Natural assets within Okotoks borders are being assigned a value based on the benefits and services they provide to the Town and its residents.

With third-party help from Fiera Biological Consulting, the Town of Okotoks underwent a natural and naturalized asset inventory in 2019 and 2020, which was intended to document the natural assets in the community and assess the benefits they provide in terms of ecosystem services such as slowing overland flooding.

“We’re actually capturing, which is not often done, the true environmental, social and economic costs of both losing and preserving a natural asset during land development,” said Shari Young, Okotoks climate change and energy specialist.

Okotoks is the first municipality in Alberta to undertake a comprehensive ecosystem service evaluation, documenting and mapping natural assets and calculating their value, she said.

Those assets include everything from pasture land recently acquired in the 2017 annexation to the Sheep River valley region, but exclude private residences and large paved areas.

“The majority of semi-natural areas is those new pasture lands and the hay lands that came across as part of the annexed areas,” said Young. “While those are slated for urban development as the Town grows, they currently offer a fair amount of ecosystem services to the town.”

The natural assets compiled have been worked into the Town’s overall asset management system, but rather than being assigned a replacement value, like traditional assets, they are given a value based on the services they provide, she said.

In total, the natural and semi-natural asset services are valued at $84 million, said Young.

“These include waterflow regulation, climate regulation, recreational assets, as well as wetland services, water quality control and soil erosion,” she said.

Water quality and quantity are affected by natural assts as they can influence the impacts of flooding by interception, retaining and slowing the flow of precipitation and stormwater run-off, she said.

Each urban tree as been equated to $12.2 per year in water run-off protection due the ability to slow run-off, which is how value was calculated.

For heavily trees areas and woodlands, $61,800 per hectare was assigned as the value, and areas of lower vegetation like pastures and natural vegetation were given a value of $27,000 per hectare.

Recreation assets and attractiveness of natural areas was valued at $13.1 million, which Young said was based on a willingness-to-pay model done in a study by the City of Saskatoon. The model suggests residents would be willing to pay $1,500 per household to access opportunities for walking, biking, picknicking, bird-watching and other activities in areas like the river valley.

“I would argue if we asked them (Okotokians) this year during COVID, the might value it a bit higher,” said Young.

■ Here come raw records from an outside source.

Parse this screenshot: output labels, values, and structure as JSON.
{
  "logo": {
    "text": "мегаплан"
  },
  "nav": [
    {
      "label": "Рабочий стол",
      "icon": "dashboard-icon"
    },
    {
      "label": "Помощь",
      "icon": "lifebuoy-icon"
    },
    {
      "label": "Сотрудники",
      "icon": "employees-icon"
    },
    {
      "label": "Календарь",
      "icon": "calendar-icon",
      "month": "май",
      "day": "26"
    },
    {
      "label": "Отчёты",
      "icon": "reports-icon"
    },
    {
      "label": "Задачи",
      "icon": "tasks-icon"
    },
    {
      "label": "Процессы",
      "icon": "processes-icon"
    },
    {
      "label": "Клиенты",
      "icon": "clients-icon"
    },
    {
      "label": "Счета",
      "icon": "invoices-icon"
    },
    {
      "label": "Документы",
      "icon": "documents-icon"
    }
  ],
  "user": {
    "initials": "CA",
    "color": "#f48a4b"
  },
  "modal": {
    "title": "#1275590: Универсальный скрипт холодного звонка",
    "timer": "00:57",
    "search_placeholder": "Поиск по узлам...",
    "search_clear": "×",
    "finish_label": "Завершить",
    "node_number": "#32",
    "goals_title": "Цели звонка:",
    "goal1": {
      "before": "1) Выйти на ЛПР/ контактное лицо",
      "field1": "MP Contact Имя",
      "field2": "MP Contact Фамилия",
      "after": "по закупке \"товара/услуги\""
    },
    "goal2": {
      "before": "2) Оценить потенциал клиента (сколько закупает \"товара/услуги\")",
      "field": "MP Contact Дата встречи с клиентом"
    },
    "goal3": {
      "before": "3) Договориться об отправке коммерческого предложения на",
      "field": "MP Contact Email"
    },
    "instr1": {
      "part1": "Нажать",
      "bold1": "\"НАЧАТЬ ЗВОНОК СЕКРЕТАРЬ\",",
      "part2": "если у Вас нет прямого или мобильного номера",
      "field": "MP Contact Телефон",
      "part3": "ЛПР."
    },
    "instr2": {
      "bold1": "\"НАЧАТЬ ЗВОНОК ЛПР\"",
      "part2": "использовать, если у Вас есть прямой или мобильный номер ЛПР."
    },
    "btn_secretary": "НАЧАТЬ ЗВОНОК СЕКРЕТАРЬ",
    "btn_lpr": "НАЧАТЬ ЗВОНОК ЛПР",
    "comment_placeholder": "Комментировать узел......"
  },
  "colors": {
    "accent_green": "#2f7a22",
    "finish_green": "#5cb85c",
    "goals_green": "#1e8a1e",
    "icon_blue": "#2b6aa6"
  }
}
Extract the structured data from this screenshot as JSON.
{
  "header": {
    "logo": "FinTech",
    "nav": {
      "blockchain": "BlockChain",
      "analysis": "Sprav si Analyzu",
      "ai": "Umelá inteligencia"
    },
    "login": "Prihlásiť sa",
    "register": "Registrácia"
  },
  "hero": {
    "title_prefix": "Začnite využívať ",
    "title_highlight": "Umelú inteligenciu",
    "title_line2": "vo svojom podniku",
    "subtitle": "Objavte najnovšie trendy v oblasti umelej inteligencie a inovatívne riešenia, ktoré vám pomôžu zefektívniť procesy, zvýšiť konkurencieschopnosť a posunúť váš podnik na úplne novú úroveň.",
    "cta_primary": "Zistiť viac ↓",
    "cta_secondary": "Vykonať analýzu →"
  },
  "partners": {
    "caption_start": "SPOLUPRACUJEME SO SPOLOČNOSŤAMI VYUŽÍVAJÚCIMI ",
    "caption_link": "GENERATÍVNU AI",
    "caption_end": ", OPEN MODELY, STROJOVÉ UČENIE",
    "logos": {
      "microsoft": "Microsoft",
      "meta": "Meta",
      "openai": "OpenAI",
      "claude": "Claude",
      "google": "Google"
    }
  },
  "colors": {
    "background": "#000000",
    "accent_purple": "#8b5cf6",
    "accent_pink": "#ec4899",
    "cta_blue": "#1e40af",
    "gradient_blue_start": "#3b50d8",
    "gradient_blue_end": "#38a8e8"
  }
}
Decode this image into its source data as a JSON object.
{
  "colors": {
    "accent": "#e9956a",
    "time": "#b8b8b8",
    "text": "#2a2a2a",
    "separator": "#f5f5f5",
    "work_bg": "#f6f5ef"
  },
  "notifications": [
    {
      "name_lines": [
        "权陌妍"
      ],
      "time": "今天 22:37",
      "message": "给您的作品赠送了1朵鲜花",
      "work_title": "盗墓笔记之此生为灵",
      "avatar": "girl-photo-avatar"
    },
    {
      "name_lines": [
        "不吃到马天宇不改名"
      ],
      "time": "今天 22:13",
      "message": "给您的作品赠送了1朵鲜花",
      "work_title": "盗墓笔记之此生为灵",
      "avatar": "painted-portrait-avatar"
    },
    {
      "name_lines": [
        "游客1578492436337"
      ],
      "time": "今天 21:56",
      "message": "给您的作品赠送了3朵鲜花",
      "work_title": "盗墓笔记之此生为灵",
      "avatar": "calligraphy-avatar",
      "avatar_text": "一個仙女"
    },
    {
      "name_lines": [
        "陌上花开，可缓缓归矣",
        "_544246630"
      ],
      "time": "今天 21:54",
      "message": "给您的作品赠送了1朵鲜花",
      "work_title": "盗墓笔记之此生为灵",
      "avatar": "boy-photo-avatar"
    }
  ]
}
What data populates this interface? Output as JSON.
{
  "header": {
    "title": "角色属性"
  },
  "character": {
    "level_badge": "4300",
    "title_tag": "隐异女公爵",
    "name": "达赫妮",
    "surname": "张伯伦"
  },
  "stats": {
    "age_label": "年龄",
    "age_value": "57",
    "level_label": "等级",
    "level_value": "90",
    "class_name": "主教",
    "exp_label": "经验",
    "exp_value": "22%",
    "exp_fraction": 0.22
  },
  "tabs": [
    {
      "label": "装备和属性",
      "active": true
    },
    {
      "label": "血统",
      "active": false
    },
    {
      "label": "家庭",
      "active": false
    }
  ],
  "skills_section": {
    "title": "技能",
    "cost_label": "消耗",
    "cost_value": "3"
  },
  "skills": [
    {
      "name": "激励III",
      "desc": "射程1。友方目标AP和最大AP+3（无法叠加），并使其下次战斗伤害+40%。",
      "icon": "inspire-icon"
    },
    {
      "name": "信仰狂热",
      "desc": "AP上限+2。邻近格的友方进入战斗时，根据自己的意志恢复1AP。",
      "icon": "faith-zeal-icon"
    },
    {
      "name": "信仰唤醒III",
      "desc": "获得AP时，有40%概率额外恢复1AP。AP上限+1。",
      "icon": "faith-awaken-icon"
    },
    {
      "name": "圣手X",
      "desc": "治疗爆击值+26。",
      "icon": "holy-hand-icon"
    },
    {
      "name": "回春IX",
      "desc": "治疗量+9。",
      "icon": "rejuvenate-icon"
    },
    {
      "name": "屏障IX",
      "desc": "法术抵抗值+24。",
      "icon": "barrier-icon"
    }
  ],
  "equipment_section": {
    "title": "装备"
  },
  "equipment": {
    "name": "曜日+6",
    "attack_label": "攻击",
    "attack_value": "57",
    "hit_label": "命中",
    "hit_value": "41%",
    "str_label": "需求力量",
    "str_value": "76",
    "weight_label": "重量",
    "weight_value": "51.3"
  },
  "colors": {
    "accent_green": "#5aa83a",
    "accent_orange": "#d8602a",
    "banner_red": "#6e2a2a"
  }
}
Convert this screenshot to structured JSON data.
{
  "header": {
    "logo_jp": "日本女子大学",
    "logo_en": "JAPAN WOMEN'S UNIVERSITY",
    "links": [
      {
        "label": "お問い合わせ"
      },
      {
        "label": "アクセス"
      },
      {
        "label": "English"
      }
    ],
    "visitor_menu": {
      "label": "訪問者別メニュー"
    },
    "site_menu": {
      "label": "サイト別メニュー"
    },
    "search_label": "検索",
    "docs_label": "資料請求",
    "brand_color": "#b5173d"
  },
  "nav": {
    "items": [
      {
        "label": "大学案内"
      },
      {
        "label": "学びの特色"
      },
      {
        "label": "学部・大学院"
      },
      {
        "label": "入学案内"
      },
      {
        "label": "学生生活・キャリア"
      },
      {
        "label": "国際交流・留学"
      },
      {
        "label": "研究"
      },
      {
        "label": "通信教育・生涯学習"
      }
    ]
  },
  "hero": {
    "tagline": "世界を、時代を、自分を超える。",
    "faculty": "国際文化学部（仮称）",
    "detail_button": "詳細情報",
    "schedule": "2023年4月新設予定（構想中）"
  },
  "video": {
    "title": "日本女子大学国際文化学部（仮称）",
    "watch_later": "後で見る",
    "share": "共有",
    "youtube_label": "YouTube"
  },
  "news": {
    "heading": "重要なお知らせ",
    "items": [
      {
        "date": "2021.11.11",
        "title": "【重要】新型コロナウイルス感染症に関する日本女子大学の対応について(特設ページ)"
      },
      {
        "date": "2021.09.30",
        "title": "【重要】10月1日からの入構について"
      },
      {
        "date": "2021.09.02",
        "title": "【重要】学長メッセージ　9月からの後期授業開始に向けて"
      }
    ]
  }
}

Wetlands were valued at about $30,000 per hectare for their stormwater mitigation, climate regulation, water flow control and soil erosion prevention, she said.

Moving forward, the Town will develop a number of policies to ensure its natural assets are protected and maintained, she said. These include a conservation policy for planning, a tree protection bylaw currently being developed by the parks department, and potentially working out funding tools like a natural lands acquisition fund.

Young said having policies in place and being aware of the value of its natural assets will help the Town make informed decisions when considering planning applications.

“We can better understand the economic and environmental trade-offs of land development, which makes for better decision-making,” said Young.

Mayor Bill Robertson said he appreciated the inventory being completed, adding it justifies some of the policies council has been following for the past few years.

“We have a policy of purchasing river valley lands when they come available, and evaluating them on the basis of their value as a natural asset I would think would give more credibility to our policy, as opposed to just buying something because it’s nice to have,” said Robertson.

“This report gives us further rationale for doing many of the things that we think are wise to do at this time.”